Reality is, although many of these errors I see in books gave me pause, none of them harmed my opinion. There was not one error that ever pushed a book from being good to being bad. I was either enjoying the book or not, errors be damned. I’ve also enjoyed plenty of books where plot was more like a four-letter-word than a concept the author wished to abide by… and I enjoyed them yet!
Then I focus that lens back on me and my work. This is where negative biases take over. One error in a million screams out to me as though I am a failure. For reasons obvious to anyone but me, I cannot seem to forgive myself when something slips by similar to errors I’ve spotted with authors I consider better than me (or in real terms, all other writers I believe are better than I am – gotta love impostor syndrome!).

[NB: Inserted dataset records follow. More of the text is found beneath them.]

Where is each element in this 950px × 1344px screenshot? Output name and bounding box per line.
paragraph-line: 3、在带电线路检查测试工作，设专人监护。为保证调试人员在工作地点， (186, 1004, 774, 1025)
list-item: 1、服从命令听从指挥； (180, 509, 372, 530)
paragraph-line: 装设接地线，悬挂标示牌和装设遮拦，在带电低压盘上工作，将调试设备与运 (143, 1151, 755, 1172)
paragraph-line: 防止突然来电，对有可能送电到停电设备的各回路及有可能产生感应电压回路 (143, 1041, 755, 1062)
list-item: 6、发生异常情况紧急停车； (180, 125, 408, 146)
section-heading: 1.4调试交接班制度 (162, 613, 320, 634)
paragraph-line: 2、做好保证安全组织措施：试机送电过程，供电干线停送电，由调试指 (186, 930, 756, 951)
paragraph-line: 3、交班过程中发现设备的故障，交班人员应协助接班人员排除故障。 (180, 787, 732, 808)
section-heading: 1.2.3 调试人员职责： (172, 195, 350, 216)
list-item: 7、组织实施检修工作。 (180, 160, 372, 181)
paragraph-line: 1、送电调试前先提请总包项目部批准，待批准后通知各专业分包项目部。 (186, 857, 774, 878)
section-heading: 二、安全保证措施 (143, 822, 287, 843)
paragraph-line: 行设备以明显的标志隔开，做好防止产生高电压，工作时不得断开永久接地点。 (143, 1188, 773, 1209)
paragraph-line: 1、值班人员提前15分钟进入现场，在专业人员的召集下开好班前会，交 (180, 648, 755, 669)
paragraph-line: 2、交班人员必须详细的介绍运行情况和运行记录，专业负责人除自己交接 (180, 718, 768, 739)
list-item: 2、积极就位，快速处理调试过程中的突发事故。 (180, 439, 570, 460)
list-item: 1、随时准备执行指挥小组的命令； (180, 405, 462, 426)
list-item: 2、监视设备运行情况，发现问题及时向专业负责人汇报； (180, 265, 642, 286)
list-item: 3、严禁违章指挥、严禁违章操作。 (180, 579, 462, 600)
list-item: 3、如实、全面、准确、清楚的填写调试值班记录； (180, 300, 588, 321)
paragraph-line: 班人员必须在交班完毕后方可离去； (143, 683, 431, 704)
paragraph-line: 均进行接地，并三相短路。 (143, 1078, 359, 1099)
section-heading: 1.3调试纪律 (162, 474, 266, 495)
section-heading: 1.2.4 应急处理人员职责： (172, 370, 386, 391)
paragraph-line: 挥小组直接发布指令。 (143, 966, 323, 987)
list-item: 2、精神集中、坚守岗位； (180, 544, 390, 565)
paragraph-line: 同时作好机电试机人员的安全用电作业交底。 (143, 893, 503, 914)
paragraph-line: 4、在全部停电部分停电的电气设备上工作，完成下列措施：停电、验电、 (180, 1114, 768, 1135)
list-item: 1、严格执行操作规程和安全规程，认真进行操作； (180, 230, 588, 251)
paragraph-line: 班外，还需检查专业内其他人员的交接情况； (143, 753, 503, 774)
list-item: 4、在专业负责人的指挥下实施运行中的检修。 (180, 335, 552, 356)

This presents me with a real issue. When I was huffing along in my daily word count, I was at a pace that would have given me nearly 400,000 words written in fiction for a year, all while working a full-time job and being a husband and father. That’s eight 50,000-word novels, or four 100,000-word novels, or some greater number of short stories, or some mix of them all. Even with the stall that occurred at the last quarter of 2018, I wrote 275,000 words of fiction. My issue is that when I consider it, all 275,000 words are crap, and I’ve been convinced that my “quality” is terrible, by either perceived words from the bastions of the old way that say that indie writers are not worthy or by my own insecurities.
Where does this leave me? Other than getting thicker skin or more confidence that is…
Somewhere I have to come to terms with the idea of doing the best I can and going from there. I have to rely on the resources I have now, hoping that what efforts I put into the work will yield me enough to further improve my resources, to pay for editors and the like. What I can’t do is continue down the path as I am, where I allow my own fear of errors dictate that my projects get stuck in some weird limbo, never clicking publish and never giving the works a chance to stand on their own.
Does quantity mean more than quality? Depends on who you talk to. For me, I’ll have to figure out a way to deal with it, because I know that I can certainly push out a high quantity. I only need to come to grips with whatever quality that is.